I'm also reminded here of the end of "Awakening, Part Five" when Goliath is holding Xanatos and on the verge of dropping him to his death. Elisa and Hudson talk him out of it. And Max fulfills the same function for the Golem. And I love Max's line, which is traditional: "Love Justice and Do Mercy." So simple and eleoquent. So right.
In any case, I guess that makes Brod the Xanatos of Prague. Except clearly he didn't fare as well. The Golem's appearance must have convinced him to seek out new "Turf", if you know what I mean.
THE WORLD TOUR
Finally, Goliath has learned something about all Max's talk about destiny and making choices. He finally realizes that Avalon isn't simply messing with them. But that there is purpose and need and destiny. He could choose to skip it. He could hitch a ride with Renard back to Manhattan. But he won't run away. So instead he'll take the Skiff.

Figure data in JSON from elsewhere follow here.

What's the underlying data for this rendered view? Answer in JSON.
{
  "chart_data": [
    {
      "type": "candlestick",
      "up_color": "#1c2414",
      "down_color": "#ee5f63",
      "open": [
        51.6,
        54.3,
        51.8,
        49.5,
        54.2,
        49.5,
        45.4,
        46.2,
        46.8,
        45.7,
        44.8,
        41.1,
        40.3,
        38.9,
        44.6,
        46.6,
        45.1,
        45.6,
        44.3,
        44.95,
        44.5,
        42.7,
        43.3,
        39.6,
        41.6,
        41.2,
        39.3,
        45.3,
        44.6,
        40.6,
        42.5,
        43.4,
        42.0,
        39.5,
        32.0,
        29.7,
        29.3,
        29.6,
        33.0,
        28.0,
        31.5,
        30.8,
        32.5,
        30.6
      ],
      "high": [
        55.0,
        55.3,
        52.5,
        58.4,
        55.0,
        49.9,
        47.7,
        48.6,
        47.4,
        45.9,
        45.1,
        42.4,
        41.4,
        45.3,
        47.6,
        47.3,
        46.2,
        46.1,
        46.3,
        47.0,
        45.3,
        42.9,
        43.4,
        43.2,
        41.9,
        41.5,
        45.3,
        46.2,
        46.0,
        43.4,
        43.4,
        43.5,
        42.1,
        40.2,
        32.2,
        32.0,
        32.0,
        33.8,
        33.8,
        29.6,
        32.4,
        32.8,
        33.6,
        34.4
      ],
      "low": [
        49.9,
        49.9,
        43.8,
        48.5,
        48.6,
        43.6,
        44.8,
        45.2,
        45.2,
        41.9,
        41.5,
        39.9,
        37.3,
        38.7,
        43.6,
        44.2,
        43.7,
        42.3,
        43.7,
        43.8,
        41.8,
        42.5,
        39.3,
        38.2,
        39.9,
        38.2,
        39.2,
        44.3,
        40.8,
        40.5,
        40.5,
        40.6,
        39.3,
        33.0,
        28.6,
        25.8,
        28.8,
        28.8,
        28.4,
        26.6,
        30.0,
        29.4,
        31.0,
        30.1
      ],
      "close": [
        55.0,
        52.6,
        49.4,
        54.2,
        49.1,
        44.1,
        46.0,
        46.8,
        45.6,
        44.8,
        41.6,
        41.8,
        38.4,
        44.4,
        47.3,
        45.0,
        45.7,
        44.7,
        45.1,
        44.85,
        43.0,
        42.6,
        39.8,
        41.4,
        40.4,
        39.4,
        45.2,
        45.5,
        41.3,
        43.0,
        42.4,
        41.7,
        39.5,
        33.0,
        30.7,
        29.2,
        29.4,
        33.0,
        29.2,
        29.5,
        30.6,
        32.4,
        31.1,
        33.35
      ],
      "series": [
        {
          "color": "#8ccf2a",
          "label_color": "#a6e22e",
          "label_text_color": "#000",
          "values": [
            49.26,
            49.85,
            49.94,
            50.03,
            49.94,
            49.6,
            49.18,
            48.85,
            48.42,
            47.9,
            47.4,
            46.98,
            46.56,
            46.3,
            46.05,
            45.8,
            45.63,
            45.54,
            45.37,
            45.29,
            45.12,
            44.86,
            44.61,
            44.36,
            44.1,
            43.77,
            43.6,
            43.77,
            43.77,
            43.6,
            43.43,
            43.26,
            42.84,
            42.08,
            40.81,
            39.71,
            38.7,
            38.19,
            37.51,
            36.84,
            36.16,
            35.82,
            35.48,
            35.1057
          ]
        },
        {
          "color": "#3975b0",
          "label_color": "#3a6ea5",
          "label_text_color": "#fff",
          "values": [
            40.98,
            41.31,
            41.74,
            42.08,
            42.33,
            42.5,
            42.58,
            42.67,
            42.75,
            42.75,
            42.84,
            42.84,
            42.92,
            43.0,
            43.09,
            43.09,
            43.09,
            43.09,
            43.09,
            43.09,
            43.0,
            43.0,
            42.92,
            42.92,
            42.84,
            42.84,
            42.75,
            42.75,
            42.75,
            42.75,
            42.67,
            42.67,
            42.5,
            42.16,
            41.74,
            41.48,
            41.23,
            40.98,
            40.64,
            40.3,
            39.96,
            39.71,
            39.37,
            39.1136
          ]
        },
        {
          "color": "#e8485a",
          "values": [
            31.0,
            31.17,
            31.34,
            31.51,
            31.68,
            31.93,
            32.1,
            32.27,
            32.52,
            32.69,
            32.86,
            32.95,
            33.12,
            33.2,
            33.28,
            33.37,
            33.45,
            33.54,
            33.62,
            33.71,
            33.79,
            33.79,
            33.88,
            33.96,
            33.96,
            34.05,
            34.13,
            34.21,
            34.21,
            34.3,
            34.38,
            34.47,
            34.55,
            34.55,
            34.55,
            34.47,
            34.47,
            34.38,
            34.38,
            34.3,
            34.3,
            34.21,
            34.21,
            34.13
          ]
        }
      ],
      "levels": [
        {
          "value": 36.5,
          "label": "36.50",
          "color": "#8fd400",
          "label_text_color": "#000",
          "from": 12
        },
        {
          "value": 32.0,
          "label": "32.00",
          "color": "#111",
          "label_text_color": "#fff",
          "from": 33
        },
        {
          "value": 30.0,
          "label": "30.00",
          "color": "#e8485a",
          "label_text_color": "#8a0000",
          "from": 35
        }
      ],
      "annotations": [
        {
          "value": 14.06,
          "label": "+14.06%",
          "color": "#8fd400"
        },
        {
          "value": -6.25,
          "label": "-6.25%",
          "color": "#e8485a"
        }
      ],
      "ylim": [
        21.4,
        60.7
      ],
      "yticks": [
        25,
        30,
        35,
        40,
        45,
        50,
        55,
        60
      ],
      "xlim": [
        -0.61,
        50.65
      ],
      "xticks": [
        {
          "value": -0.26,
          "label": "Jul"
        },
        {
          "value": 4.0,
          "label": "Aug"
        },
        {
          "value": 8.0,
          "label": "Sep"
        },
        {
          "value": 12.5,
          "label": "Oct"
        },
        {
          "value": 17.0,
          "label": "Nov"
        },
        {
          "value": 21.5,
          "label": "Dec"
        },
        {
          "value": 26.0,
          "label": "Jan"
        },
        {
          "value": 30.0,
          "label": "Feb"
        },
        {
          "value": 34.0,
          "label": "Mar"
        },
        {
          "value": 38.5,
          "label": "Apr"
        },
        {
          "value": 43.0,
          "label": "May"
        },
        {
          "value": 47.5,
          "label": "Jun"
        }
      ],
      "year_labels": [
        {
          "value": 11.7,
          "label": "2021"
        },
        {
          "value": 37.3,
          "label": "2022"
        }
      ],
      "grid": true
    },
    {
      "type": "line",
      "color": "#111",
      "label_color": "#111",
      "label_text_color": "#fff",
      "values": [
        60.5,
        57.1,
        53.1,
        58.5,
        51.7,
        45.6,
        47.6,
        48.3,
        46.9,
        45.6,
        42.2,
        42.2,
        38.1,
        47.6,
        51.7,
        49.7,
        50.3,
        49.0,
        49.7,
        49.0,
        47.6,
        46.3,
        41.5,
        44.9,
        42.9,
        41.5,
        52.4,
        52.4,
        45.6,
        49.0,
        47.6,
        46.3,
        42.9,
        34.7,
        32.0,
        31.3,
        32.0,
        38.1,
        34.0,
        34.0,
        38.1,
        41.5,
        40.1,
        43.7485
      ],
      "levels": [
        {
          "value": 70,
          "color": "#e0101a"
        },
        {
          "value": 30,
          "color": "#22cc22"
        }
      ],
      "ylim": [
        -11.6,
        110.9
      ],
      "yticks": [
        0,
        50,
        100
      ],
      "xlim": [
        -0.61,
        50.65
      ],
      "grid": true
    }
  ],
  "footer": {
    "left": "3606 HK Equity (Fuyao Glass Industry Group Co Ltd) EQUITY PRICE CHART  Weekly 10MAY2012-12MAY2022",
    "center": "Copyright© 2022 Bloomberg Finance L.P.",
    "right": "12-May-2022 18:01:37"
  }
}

Now the World Tour can finally start in earnest. Sure, the audience still wonders when and if the quartet will ever get home. But I think the tenor of it changes now. Now there's an expectation. I think, had we not had to air so many damn reruns during the original run of the Tour in winter/spring of 1996, the audience would have been much more patient after this episode. Like Goliath, they would have understood.
Elisa makes the same choice. Although for her, it's less about quests and destiny than about abandoning her friends: "You guys would be lost without me." And again, kidding or not, there's a certain arrogance. But a lot of accuracy as well.
Anyway, that's my Ramble. Where's yours?